La Cisterna Basilica di Istanbul: Insula e l’arte di valorizzare per sottrazione

Insula restituisce a Istanbul la Cisterna Basilica con un intervento minimale: passerelle leggere, luce e un modello di gestione economicamente sostenibile

La Cisterna Basilica di Istanbul è una delle più grandi architetture ipogee dell’antichità. Realizzata in epoca romana e ampliata nel VI secolo sotto l’imperatore Giustiniano, nacque per una funzione puramente utilitaria: la riserva idrica del palazzo imperiale. Nel tempo è diventata uno dei luoghi simbolo della città storica. Quando la Municipalità di Istanbul avvia il progetto di riqualificazione, però, il sito versa in condizioni critiche: chiuso parzialmente per restauri, con percorsi e impianti obsoleti, incapace di sostenere i flussi turistici contemporanei e gravato da costi di gestione insostenibili. La richiesta non è quella di un restauro spettacolare, ma di un intervento capace di riattivare il monumento, migliorandone l’esperienza di visita, la sicurezza e la sostenibilità economica nel lungo periodo.

Due dispositivi, nessuna sovrascrittura

Il progetto, sviluppato da Insula architettura e ingegneria insieme ad Atelye 70 e Studioillumina, si concentra su due soli elementi: un nuovo percorso di visita e un sistema di illuminazione integrato. Un’architettura deliberatamente minimale, pensata per sottrazione, che evita qualsiasi sovrascrittura formale e lavora esclusivamente sulla percezione dello spazio esistente.

Per Insula, progettare significa spesso togliere invece che aggiungere, riusare invece che costruire nuovo. È una posizione che può apparire controintuitiva in un sistema orientato alla crescita quantitativa, ma che diventa inevitabile quando l’obiettivo è valorizzare un patrimonio già saturo di significato. Una posizione critica e distintiva rispetto a una parte consistente della produzione edilizia contemporanea, che continua a rispondere a modelli ormai disallineati rispetto ai bisogni reali. In questo scenario, il patrimonio esistente — vasto, sottoutilizzato, spesso considerato un problema — rappresenta per lo studio il vero campo d’azione del progetto contemporaneo.

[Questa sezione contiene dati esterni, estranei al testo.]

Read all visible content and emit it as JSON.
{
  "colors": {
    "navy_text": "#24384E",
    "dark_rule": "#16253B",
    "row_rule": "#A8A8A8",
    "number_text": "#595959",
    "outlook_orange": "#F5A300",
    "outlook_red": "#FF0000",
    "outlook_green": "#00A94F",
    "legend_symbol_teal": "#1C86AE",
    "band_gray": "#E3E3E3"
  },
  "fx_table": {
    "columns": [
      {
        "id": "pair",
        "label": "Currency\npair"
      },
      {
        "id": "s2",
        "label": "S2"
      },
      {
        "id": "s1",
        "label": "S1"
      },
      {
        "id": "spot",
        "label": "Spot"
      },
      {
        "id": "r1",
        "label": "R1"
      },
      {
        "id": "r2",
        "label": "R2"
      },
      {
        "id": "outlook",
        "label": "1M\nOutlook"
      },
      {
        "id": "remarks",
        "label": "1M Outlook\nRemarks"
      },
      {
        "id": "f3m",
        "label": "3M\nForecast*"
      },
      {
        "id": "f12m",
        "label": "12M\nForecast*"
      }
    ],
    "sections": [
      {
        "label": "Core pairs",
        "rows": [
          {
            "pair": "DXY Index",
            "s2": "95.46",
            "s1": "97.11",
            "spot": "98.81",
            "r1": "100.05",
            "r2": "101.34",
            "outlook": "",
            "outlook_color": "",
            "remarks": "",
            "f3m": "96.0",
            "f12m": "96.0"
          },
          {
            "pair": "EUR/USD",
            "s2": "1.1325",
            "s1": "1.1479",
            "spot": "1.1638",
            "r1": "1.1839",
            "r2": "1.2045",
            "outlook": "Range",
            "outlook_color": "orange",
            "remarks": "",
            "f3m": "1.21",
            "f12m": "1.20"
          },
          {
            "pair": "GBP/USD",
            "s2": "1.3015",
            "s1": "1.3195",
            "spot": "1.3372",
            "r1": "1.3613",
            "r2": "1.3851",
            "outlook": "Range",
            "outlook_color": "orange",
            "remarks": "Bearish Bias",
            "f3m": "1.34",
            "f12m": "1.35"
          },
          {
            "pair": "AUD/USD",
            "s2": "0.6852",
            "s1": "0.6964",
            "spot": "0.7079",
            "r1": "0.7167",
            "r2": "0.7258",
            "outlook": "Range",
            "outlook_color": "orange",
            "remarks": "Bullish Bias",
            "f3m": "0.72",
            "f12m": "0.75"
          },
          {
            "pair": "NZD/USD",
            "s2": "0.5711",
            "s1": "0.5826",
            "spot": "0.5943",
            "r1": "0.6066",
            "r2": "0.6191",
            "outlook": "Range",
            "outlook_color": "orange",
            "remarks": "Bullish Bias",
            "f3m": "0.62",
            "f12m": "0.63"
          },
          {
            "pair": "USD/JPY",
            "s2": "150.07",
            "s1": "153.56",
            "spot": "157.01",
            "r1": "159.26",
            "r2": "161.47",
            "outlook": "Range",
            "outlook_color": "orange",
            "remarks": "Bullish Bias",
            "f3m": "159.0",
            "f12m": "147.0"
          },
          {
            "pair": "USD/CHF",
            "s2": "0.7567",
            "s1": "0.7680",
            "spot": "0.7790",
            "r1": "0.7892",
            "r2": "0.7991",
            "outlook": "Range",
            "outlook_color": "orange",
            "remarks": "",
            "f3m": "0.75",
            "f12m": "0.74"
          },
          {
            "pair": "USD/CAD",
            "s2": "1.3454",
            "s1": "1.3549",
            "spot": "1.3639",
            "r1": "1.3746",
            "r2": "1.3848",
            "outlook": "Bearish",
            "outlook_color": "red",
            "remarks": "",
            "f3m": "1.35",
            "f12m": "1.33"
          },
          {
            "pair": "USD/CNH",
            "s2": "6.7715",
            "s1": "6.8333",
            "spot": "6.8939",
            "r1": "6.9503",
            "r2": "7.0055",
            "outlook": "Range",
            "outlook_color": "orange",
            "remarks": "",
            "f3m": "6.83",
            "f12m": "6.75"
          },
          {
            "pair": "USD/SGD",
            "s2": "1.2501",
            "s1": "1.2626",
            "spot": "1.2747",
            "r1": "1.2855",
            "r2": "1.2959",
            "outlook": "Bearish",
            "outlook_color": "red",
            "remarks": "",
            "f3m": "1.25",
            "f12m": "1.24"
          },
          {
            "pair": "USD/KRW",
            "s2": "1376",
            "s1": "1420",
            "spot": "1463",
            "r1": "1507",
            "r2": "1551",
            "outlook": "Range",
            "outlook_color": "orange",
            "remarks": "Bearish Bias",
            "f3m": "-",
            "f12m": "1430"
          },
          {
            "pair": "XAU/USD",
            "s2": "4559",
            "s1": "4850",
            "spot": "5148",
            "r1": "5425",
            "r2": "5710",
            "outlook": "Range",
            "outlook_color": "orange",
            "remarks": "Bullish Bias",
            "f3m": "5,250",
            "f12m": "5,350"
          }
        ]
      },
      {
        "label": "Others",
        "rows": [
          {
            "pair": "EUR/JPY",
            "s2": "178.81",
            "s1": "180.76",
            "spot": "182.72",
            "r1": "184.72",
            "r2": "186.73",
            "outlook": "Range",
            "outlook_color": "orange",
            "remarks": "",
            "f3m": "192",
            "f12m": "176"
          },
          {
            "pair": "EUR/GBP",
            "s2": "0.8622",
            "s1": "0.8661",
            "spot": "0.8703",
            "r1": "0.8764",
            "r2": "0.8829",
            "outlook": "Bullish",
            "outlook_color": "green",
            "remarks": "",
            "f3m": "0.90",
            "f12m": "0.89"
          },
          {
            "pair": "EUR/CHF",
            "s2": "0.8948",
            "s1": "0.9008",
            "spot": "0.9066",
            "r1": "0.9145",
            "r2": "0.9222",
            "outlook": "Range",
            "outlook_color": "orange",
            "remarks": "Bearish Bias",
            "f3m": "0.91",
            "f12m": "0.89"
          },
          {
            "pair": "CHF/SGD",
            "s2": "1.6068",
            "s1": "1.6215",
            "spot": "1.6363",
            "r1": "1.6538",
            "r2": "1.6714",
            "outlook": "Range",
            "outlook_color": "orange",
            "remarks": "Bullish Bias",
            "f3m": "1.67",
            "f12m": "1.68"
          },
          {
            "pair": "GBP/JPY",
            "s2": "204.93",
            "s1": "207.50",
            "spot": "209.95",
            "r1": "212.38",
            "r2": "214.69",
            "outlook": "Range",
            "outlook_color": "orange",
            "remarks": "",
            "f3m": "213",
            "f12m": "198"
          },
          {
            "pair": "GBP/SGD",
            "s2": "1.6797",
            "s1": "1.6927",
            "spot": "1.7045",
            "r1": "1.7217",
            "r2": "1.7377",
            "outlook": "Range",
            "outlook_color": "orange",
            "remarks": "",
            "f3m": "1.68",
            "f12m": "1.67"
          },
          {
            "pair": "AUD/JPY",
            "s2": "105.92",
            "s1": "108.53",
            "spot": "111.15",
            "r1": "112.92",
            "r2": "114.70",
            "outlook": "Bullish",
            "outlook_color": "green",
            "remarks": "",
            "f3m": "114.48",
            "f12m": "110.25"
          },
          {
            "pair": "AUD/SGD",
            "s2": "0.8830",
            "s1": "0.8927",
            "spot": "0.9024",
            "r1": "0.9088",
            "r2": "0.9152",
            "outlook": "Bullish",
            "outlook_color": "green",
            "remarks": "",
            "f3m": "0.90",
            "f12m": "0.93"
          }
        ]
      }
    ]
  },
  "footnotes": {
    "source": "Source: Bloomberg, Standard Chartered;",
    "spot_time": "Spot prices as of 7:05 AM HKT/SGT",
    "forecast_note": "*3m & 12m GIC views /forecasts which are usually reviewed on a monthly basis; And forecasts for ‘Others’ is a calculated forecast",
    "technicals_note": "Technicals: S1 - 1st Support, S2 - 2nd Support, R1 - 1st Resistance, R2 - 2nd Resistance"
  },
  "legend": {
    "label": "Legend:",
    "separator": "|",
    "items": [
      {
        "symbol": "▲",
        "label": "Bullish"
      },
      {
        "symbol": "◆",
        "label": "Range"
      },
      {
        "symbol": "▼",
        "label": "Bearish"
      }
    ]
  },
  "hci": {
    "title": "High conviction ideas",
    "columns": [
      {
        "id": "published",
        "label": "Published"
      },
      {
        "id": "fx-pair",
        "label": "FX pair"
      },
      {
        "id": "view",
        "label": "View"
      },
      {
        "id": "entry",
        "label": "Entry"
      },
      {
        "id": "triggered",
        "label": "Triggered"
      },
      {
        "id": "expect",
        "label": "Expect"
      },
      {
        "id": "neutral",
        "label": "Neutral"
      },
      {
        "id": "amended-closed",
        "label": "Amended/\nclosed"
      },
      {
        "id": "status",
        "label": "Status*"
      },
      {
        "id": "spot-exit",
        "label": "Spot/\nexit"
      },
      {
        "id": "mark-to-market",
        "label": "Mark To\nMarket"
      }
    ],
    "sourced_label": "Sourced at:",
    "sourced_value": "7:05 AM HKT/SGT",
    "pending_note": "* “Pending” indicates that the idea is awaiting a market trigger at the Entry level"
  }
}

La scelta non nasce da un’ideologia del minimo, ma da un metodo consolidato in oltre vent’anni di attività. Insula assume come dato di partenza la necessità di un confronto reale tra discipline, competenze e sensibilità differenti: architettura e ingegneria non sono ambiti separati, ma parti di un unico processo progettuale che trova nella contaminazione e nel dialogo il proprio equilibrio. Ogni intervento, indipendentemente dalla scala, è affrontato come occasione di ricerca, in cui l’ipotesi progettuale emerge dal confronto aperto e non gerarchico tra i membri del gruppo di lavoro.